她才十五歲,正是開朗明媚的年紀,雖然也過著不太歡樂的童年和青春期,但也沒有做過噩夢,只不過嫁進王府三四天光景,就做了這麼多值得她尖叫醒來深夜流淚的噩夢。
陳溪川總覺得自己和宴七中間有一層隔膜,可是無論他怎麼去做都無法揭開,宴七看似活潑單純,但卻很難看透她心裡的真實想法,這也讓陳溪川覺得難辦的很,直接去問宴七一向伶俐的嘴皮子上下一張就能整出無數個理由來,這些看似合理的理由卻更讓陳溪川覺得,宴七有更多的秘密需要自己去挖掘。

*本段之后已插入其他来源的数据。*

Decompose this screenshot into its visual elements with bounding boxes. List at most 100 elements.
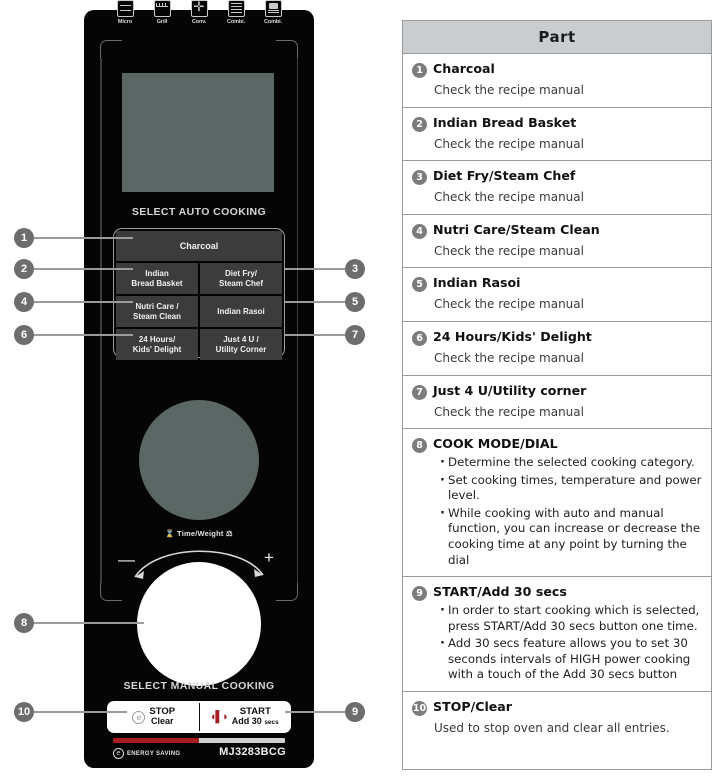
increase-icon: + — [264, 548, 274, 567]
microwave-icon — [116, 0, 134, 17]
cooking-mode-icon-row: Micro Grill Conv. Combi. Combi. — [84, 0, 314, 32]
cook-mode-dial[interactable] — [137, 562, 261, 686]
row-bullet-list: In order to start cooking which is selec… — [440, 602, 702, 683]
energy-saving-badge: e ENERGY SAVING — [113, 748, 180, 759]
table-row-heading: 1 Charcoal — [412, 61, 702, 78]
control-panel-figure: Micro Grill Conv. Combi. Combi. SELECT A… — [0, 0, 398, 777]
row-title: COOK MODE/DIAL — [433, 436, 558, 452]
row-title: 24 Hours/Kids' Delight — [433, 328, 592, 344]
callout-line-3 — [285, 268, 345, 270]
row-description: Check the recipe manual — [434, 190, 584, 205]
row-title: Indian Rasoi — [433, 275, 521, 291]
row-title: STOP/Clear — [433, 698, 513, 714]
row-title: START/Add 30 secs — [433, 584, 567, 600]
time-weight-text: Time/Weight — [177, 529, 224, 538]
table-row-heading: 2 Indian Bread Basket — [412, 115, 702, 132]
mode-item-grill[interactable]: Grill — [148, 0, 176, 25]
bracket-line-left — [100, 58, 102, 583]
mode-item-combi-1[interactable]: Combi. — [222, 0, 250, 25]
row-description: Check the recipe manual — [434, 297, 584, 312]
row-number-badge: 8 — [412, 438, 427, 454]
combi-2-icon — [264, 0, 282, 17]
table-row-heading: 7 Just 4 U/Utility corner — [412, 383, 702, 400]
row-description: Check the recipe manual — [434, 136, 584, 151]
table-row: 9 START/Add 30 secs In order to start cook… — [403, 577, 711, 692]
mode-item-combi-2[interactable]: Combi. — [259, 0, 287, 25]
button-charcoal[interactable]: Charcoal — [116, 231, 282, 261]
button-row-4: 24 Hours/Kids' Delight Just 4 U / Utility… — [116, 329, 282, 360]
secs-text: secs — [264, 719, 279, 727]
mode-label-combi-1: Combi. — [226, 19, 246, 25]
parts-table: Part 1 Charcoal Check the recipe manual 2 In… — [402, 20, 712, 770]
auto-cooking-button-grid: Charcoal Indian Bread Basket Diet Fry/Ste… — [113, 228, 285, 360]
row-title: Charcoal — [433, 61, 495, 76]
button-indian-rasoi[interactable]: Indian Rasoi — [200, 296, 282, 327]
table-row: 5 Indian Rasoi Check the recipe manual — [403, 268, 711, 322]
row-number-badge: 1 — [412, 63, 427, 78]
row-number-badge: 3 — [412, 170, 427, 186]
grill-icon — [153, 0, 171, 17]
table-row: 1 Charcoal Check the recipe manual — [403, 54, 711, 108]
row-bullet: Add 30 secs feature allows you to set 30… — [440, 635, 702, 683]
start-add30-button[interactable]: ◖▌◗ START Add 30 secs — [200, 703, 290, 731]
table-row: 10 STOP/Clear Used to stop oven and clear … — [403, 692, 711, 745]
mode-item-micro[interactable]: Micro — [111, 0, 139, 25]
select-auto-cooking-label: SELECT AUTO COOKING — [131, 206, 267, 218]
button-row-2: Indian Bread Basket Diet Fry/Steam Chef — [116, 263, 282, 294]
callout-3: 3 — [285, 259, 365, 279]
callout-10: 10 — [14, 702, 127, 722]
callout-line-8 — [34, 622, 144, 624]
row-title: Diet Fry/Steam Chef — [433, 168, 576, 184]
row-bullet: In order to start cooking which is selec… — [440, 602, 702, 634]
decrease-icon: — — [118, 550, 135, 569]
table-row-heading: 6 24 Hours/Kids' Delight — [412, 329, 702, 346]
callout-line-1 — [34, 237, 133, 239]
table-row-heading: 4 Nutri Care/Steam Clean — [412, 222, 702, 239]
upper-dial-ring[interactable] — [139, 400, 259, 520]
row-description: Check the recipe manual — [434, 243, 584, 258]
callout-number-3: 3 — [345, 259, 365, 279]
table-row-heading: 10 STOP/Clear — [412, 699, 702, 716]
bracket-top-right — [276, 40, 298, 58]
table-body: 1 Charcoal Check the recipe manual 2 Indian … — [403, 54, 711, 745]
table-row: 3 Diet Fry/Steam Chef Check the recipe man… — [403, 161, 711, 215]
hourglass-icon: ⌛ — [165, 529, 175, 538]
table-row: 8 COOK MODE/DIAL Determine the selected co… — [403, 429, 711, 578]
table-row-heading: 9 START/Add 30 secs — [412, 584, 702, 602]
row-description: Used to stop oven and clear all entries. — [434, 720, 670, 735]
row-number-badge: 4 — [412, 223, 427, 239]
stop-clear-label: STOP Clear — [149, 706, 175, 727]
bracket-bottom-left — [100, 583, 122, 601]
mode-label-grill: Grill — [156, 19, 168, 25]
row-description: Check the recipe manual — [434, 404, 584, 419]
convection-icon — [190, 0, 208, 17]
button-just-4-u-utility-corner[interactable]: Just 4 U / Utility Corner — [200, 329, 282, 360]
mode-label-conv: Conv. — [191, 19, 207, 25]
start-add30-label: START Add 30 secs — [232, 706, 279, 727]
row-title: Indian Bread Basket — [433, 114, 577, 130]
button-row-3: Nutri Care / Steam Clean Indian Rasoi — [116, 296, 282, 327]
table-row-heading: 5 Indian Rasoi — [412, 275, 702, 293]
callout-number-1: 1 — [14, 228, 34, 248]
callout-line-5 — [285, 301, 345, 303]
mode-item-conv[interactable]: Conv. — [185, 0, 213, 25]
time-weight-label: ⌛ Time/Weight ⚖ — [84, 529, 314, 538]
callout-number-6: 6 — [14, 325, 34, 345]
callout-5: 5 — [285, 292, 365, 312]
row-description: Check the recipe manual — [434, 350, 584, 365]
row-bullet: While cooking with auto and manual funct… — [440, 505, 702, 568]
table-row: 2 Indian Bread Basket Check the recipe man… — [403, 108, 711, 162]
button-diet-fry-steam-chef[interactable]: Diet Fry/Steam Chef — [200, 263, 282, 294]
weight-icon: ⚖ — [225, 529, 233, 538]
mode-label-micro: Micro — [117, 19, 133, 25]
callout-number-10: 10 — [14, 702, 34, 722]
lcd-display — [122, 73, 274, 192]
callout-line-4 — [34, 301, 133, 303]
combi-1-icon — [227, 0, 245, 17]
callout-7: 7 — [285, 325, 365, 345]
callout-line-9 — [285, 711, 345, 713]
bracket-line-right — [296, 58, 298, 583]
eco-icon: e — [132, 710, 146, 724]
callout-number-8: 8 — [14, 613, 34, 633]
callout-1: 1 — [14, 228, 133, 248]
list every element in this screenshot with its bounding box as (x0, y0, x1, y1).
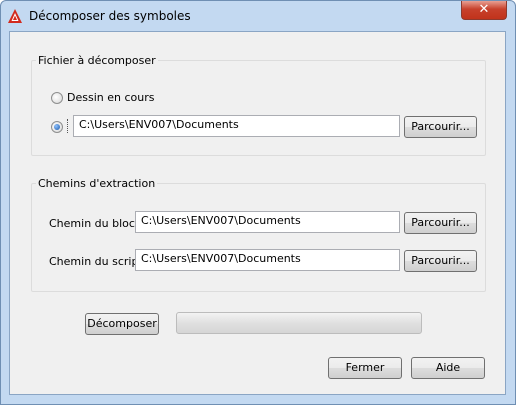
radio-current-drawing[interactable] (51, 92, 63, 104)
decompose-button[interactable]: Décomposer (85, 313, 159, 335)
file-path-input[interactable]: C:\Users\ENV007\Documents (73, 115, 400, 137)
browse-script-button[interactable]: Parcourir... (404, 250, 477, 272)
radio-file[interactable] (51, 121, 63, 133)
extract-group-label: Chemins d'extraction (36, 177, 158, 190)
block-path-label: Chemin du bloc: (49, 217, 139, 230)
radio-current-drawing-label: Dessin en cours (67, 91, 155, 104)
close-window-button[interactable]: ✕ (461, 1, 507, 20)
file-group (31, 60, 486, 156)
progress-bar (176, 312, 422, 334)
help-button[interactable]: Aide (411, 357, 485, 379)
browse-file-button[interactable]: Parcourir... (404, 116, 477, 138)
script-path-label: Chemin du script: (49, 255, 147, 268)
title-bar[interactable]: Décomposer des symboles ✕ (1, 1, 515, 31)
window-title: Décomposer des symboles (29, 9, 191, 23)
script-path-input[interactable]: C:\Users\ENV007\Documents (135, 249, 400, 271)
focus-indicator (67, 119, 69, 133)
dialog-body: Fichier à décomposer Dessin en cours C:\… (9, 31, 506, 395)
extract-group (31, 183, 486, 292)
dialog-window: Décomposer des symboles ✕ Fichier à déco… (0, 0, 516, 405)
browse-block-button[interactable]: Parcourir... (404, 212, 477, 234)
autocad-icon (8, 9, 22, 23)
block-path-input[interactable]: C:\Users\ENV007\Documents (135, 211, 400, 233)
close-button[interactable]: Fermer (328, 357, 402, 379)
close-icon: ✕ (478, 2, 490, 17)
file-group-label: Fichier à décomposer (36, 54, 158, 67)
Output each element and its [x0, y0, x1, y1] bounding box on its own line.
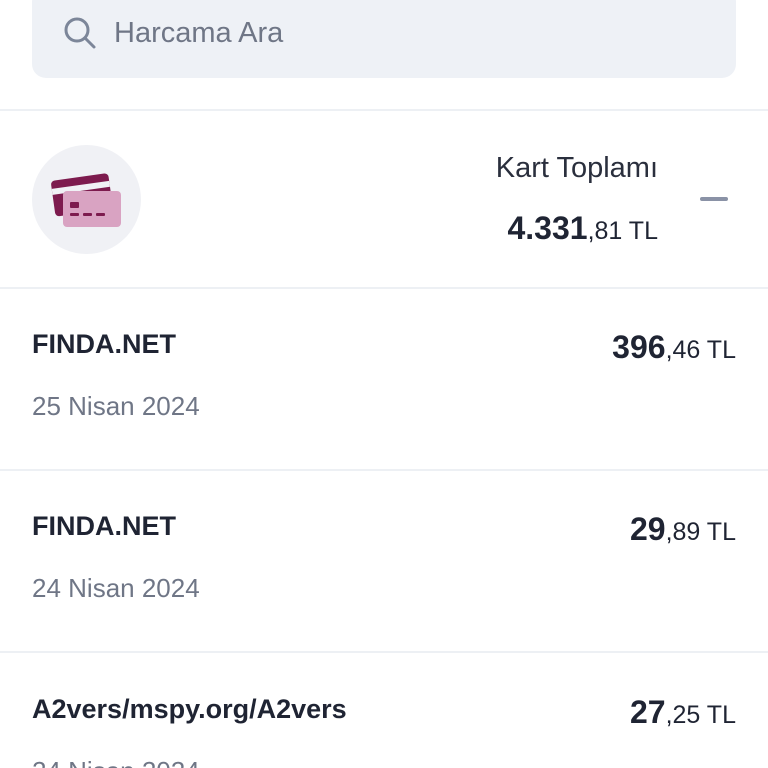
transaction-date: 24 Nisan 2024 — [32, 573, 200, 603]
search-input[interactable] — [114, 10, 674, 56]
merchant-name: FINDA.NET — [32, 511, 176, 541]
card-avatar — [32, 145, 141, 254]
transaction-row[interactable]: A2vers/mspy.org/A2vers 24 Nisan 2024 27,… — [0, 654, 768, 768]
divider — [0, 109, 768, 111]
amount-whole: 27 — [629, 694, 666, 730]
transaction-row[interactable]: FINDA.NET 24 Nisan 2024 29,89 TL — [0, 471, 768, 651]
amount-whole: 396 — [612, 329, 666, 365]
amount-decimal-currency: ,81 TL — [587, 217, 658, 245]
card-total-label: Kart Toplamı — [495, 152, 658, 184]
search-bar[interactable] — [32, 0, 736, 78]
amount-whole: 4.331 — [507, 210, 588, 246]
amount-decimal-currency: ,25 TL — [665, 701, 736, 729]
amount-decimal-currency: ,46 TL — [665, 336, 736, 364]
merchant-name: A2vers/mspy.org/A2vers — [32, 694, 347, 724]
transaction-amount: 396,46 TL — [612, 329, 736, 366]
card-total-amount: 4.331,81 TL — [507, 210, 658, 247]
transaction-row[interactable]: FINDA.NET 25 Nisan 2024 396,46 TL — [0, 289, 768, 469]
card-total-summary: Kart Toplamı 4.331,81 TL — [0, 112, 768, 287]
minus-icon[interactable] — [700, 197, 728, 201]
divider — [0, 651, 768, 653]
amount-whole: 29 — [629, 511, 666, 547]
search-icon — [64, 17, 96, 49]
transaction-amount: 27,25 TL — [630, 694, 736, 731]
transaction-amount: 29,89 TL — [630, 511, 736, 548]
amount-decimal-currency: ,89 TL — [665, 518, 736, 546]
credit-cards-icon — [51, 173, 121, 227]
merchant-name: FINDA.NET — [32, 329, 176, 359]
transaction-date: 24 Nisan 2024 — [32, 756, 200, 768]
transaction-date: 25 Nisan 2024 — [32, 391, 200, 421]
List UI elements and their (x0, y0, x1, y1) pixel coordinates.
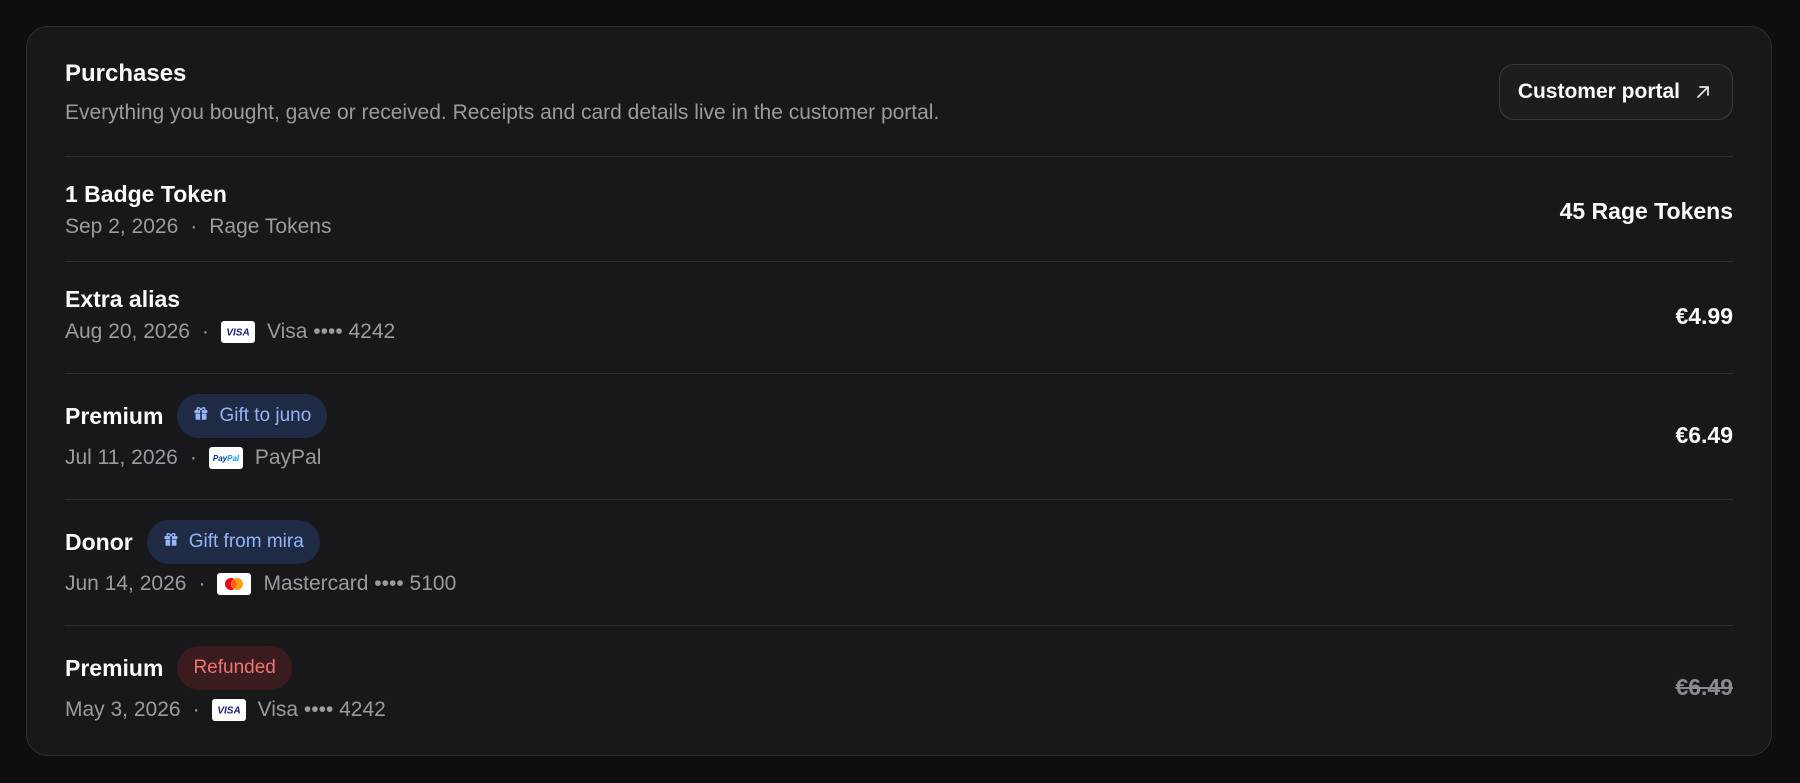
gift-icon (163, 531, 179, 553)
refunded-badge: Refunded (177, 646, 292, 690)
external-link-icon (1694, 83, 1712, 101)
purchase-meta: Sep 2, 2026 · Rage Tokens (65, 215, 331, 239)
purchase-name: Premium (65, 654, 164, 681)
paypal-icon: PayPal (208, 447, 243, 469)
gift-icon (193, 405, 209, 427)
purchase-date: Sep 2, 2026 (65, 215, 179, 238)
page-title: Purchases (65, 60, 187, 87)
svg-text:PayPal: PayPal (213, 454, 240, 463)
purchase-date: Aug 20, 2026 (65, 320, 190, 343)
gift-badge: Gift to juno (177, 394, 328, 438)
purchase-meta: Aug 20, 2026 · VISA Visa •••• 4242 (65, 320, 395, 344)
gift-badge: Gift from mira (146, 520, 320, 564)
purchase-row: 1 Badge Token Sep 2, 2026 · Rage Tokens … (65, 157, 1733, 262)
purchase-row: Premium Refunded May 3, 2026 · VISA Visa… (65, 626, 1733, 758)
purchases-header: Purchases Everything you bought, gave or… (65, 27, 1733, 157)
purchase-amount-refunded: €6.49 (1675, 674, 1733, 700)
payment-method: Rage Tokens (209, 215, 332, 238)
svg-text:VISA: VISA (217, 706, 240, 716)
purchase-date: May 3, 2026 (65, 698, 181, 721)
purchase-amount: €4.99 (1675, 303, 1733, 329)
purchases-card: Purchases Everything you bought, gave or… (26, 26, 1772, 756)
svg-text:VISA: VISA (226, 328, 249, 338)
page-subtitle: Everything you bought, gave or received.… (65, 101, 940, 124)
separator-dot: · (198, 572, 206, 595)
purchase-meta: Jul 11, 2026 · PayPal PayPal (65, 446, 321, 470)
customer-portal-label: Customer portal (1517, 80, 1680, 103)
purchase-row: Extra alias Aug 20, 2026 · VISA Visa •••… (65, 262, 1733, 374)
separator-dot: · (189, 446, 197, 469)
purchase-row: Donor Gift from mira Jun 14, 2026 · Mast… (65, 500, 1733, 626)
purchase-name: Extra alias (65, 285, 181, 312)
separator-dot: · (192, 698, 200, 721)
separator-dot: · (190, 215, 198, 238)
purchase-name: 1 Badge Token (65, 180, 227, 207)
purchase-name: Donor (65, 528, 133, 555)
gift-badge-label: Gift to juno (219, 405, 312, 426)
visa-icon: VISA (220, 321, 255, 343)
purchase-date: Jul 11, 2026 (65, 446, 178, 469)
gift-badge-label: Gift from mira (188, 531, 304, 552)
mastercard-icon (217, 573, 252, 595)
customer-portal-button[interactable]: Customer portal (1498, 64, 1733, 120)
visa-icon: VISA (211, 699, 246, 721)
separator-dot: · (201, 320, 209, 343)
purchase-row: Premium Gift to juno Jul 11, 2026 · PayP… (65, 374, 1733, 500)
payment-method: Visa •••• 4242 (266, 320, 396, 343)
payment-method: Visa •••• 4242 (257, 698, 386, 721)
purchase-name: Premium (65, 402, 164, 429)
refunded-badge-label: Refunded (193, 657, 276, 678)
payment-method: PayPal (254, 446, 322, 469)
purchase-date: Jun 14, 2026 (65, 572, 187, 595)
purchase-amount: €6.49 (1675, 422, 1733, 448)
purchase-meta: May 3, 2026 · VISA Visa •••• 4242 (65, 698, 386, 722)
purchase-meta: Jun 14, 2026 · Mastercard •••• 5100 (65, 572, 456, 596)
payment-method: Mastercard •••• 5100 (263, 572, 457, 595)
purchase-amount: 45 Rage Tokens (1559, 198, 1733, 224)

“做噩夢看什麼大夫啊……”宴七小聲嘀咕了一句,突然想起白露的便秘來,這些事情自然不好當著陳溪川的面講,於是她趕快湊到管家耳邊偷偷說著麻煩請一位治療便秘的大夫。
陳溪川看著宴七鬼鬼祟祟和管家說這話,歪著頭想探聽點什麼時就看到宴七用力拍了拍管家的老肩:“我相信你!快去吧!”管家一副受了內傷的模樣匆匆離開了。
“在和王管家說什麼呢?”陳溪川看著宴七喜歡拍別人肩膀的模樣有些好笑。
“沒什麼...讓王管家回來幫我帶兩串糖葫蘆罷了”宴七扯謊向來張口就來且臉不紅心不跳,一副正義善良正直的好人模樣,陳溪川每次一看到她這個模樣自然也都知曉了些她是在騙人。
算了,她不願說,自己便去問管家吧。
有時陳溪川覺得自己的脾氣變了,變得溫柔不說,對宴七的寬容程度更是史無前例的大。
而被寬容的某人,卻並不願意接納他,一直編織著雖然無傷大雅但明顯是不信任自己的謊話,陳溪川有些受傷,又在反省自己哪裡做得不夠好,為什麼總對自己有所警惕呢?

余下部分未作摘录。